Homer Plessy was born Homère Patrice Plessy to French speaking Creole parents. His middle name was later changed to Adolphe, after his father. He was what was called an “octraoon,” meaning that he was 7/8 white, and had one-eighth African blood. He was light skinned, and could easily pass for white. In fact, 122 years ago today, Plessy bought a first-class ticket and boarded the “whites only” car.
The Committee hired the private detective to arrest him and remove him from the train in order to create a court case. Plessy was not a lawyer or politician. His primary attribute that made him perfect for the assignment was that he was white enough to buy a ticket to a whites only coach, but black enough to be in violation of the segregation law.
Incidentally, the railroad companies did not like the law. It meant that if even a single person of color bought a ticket, they had to add a “colored” car to the train, adding to their own expense, which would have otherwise been unnecessary.

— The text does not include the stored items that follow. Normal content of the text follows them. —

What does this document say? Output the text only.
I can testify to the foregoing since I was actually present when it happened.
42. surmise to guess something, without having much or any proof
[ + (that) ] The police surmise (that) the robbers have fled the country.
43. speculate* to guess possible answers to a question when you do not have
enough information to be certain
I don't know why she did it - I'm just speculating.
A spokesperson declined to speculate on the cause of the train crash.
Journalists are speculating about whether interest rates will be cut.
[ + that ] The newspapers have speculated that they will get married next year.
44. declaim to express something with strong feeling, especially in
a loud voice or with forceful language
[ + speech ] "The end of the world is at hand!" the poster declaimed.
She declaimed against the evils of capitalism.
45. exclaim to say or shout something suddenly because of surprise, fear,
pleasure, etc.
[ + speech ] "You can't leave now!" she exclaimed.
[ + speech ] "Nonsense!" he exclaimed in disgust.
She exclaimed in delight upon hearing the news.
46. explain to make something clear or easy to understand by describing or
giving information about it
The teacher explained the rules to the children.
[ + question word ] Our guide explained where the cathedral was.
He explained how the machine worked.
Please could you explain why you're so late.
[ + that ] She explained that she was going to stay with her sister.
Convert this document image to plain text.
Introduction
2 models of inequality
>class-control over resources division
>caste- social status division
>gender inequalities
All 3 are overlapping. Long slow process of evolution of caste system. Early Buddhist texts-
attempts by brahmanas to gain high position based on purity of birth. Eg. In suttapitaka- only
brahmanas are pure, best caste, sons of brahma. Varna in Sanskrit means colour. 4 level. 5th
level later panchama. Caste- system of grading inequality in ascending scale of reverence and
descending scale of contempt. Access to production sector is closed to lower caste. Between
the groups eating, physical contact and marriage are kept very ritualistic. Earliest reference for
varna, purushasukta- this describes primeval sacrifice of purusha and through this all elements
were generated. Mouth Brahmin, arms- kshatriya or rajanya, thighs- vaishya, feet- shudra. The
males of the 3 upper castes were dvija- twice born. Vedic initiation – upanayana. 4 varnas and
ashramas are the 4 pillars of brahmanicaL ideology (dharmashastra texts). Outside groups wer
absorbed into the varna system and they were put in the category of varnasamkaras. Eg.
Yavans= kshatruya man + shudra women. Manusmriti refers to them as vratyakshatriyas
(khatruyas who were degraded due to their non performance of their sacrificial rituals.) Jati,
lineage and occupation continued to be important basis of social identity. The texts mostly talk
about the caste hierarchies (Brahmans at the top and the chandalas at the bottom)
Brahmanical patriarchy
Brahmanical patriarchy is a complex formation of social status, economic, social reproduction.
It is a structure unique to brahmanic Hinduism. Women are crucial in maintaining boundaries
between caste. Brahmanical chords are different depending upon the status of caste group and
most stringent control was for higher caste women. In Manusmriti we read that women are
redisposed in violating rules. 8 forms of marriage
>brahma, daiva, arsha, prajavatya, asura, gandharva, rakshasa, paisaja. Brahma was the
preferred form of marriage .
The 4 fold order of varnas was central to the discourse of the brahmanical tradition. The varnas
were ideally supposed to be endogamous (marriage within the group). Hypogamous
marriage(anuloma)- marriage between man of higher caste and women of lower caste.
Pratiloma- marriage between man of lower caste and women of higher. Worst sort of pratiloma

After his arrest, he was taken to the Orleans Parish jail, where he stayed overnight. He was released the next day on $500 bond.
One month after his arrest, Plessy’s case was heard by Judge John Howard Ferguson. His lawyer, Albion Tourgee, argued that Plessy’s civil rights under the 13th and 14th Amendments had been violated. Judge Ferguson rejected this argument, ruling that Louisiana law gave the state the power to regulate railroads within the state, which included enforcing segregation laws.
The Louisiana State Supreme Court upheld Ferguson’s ruling. They did not allow a rehearing, but did allow a petition for writ of error. This petition was granted Certiorari by the US Supreme Court.
Four years later, arguments for Plessy v. Ferguson were heard by the Court. Attorney Albion Tourgée argued that the state of Louisiana had violated the Thirteenth and the Fourteenth Amendments. In particular Tourgée pointed to Section One of the 14th Amendment, which states:
“No state shall make or enforce any law which shall abridge the privileges or immunities of citizens of the United States; nor shall any state deprive any person of life, liberty, and property, without due process of law.”
Justice Henry Billings Brown delivered the majority opinion of the Supreme Court on May 18, 1896. The court found for the State of Louisiana and Judge Ferguson in it’s 7-1 majority opinion. There were eight votes due to the absence of Justice David Brewer, whose daughter had passed away. The dissenting vote was by Justice John Marshall Harlan. One line from Harlan’s dissent has been quoted widely:
“I am of opinion that the statute of Louisiana is inconsistent with the personal liberty of citizens, white and black, in that state and hostile to both the spirit and letter of the Constitution of the United States.”
The Plessy v. Ferguson decision created the doctrine of “separate but equal.” It also legitimized the machinery of segregation. Equal rights laws passed after the Civil War were set aside, and impetus was given to increasingly rigid segregation laws in the South. The idea that anything went as long as it was called “equal” by the states. However, education was one of the first public institutions to be adversely affected. Funding for all black schools suffered, and were anything but equal.
Things did not change until the Brown v Board of Education decision in 1954. The ill-considered and wrong-headed decision of the SCOTUS in Plessy v. Ferguson was reversed.
122 years ago today, a humble but brave shoemaker boarded a train, setting in motion a series of events that left a permanent stain on the Supreme Court of the United States.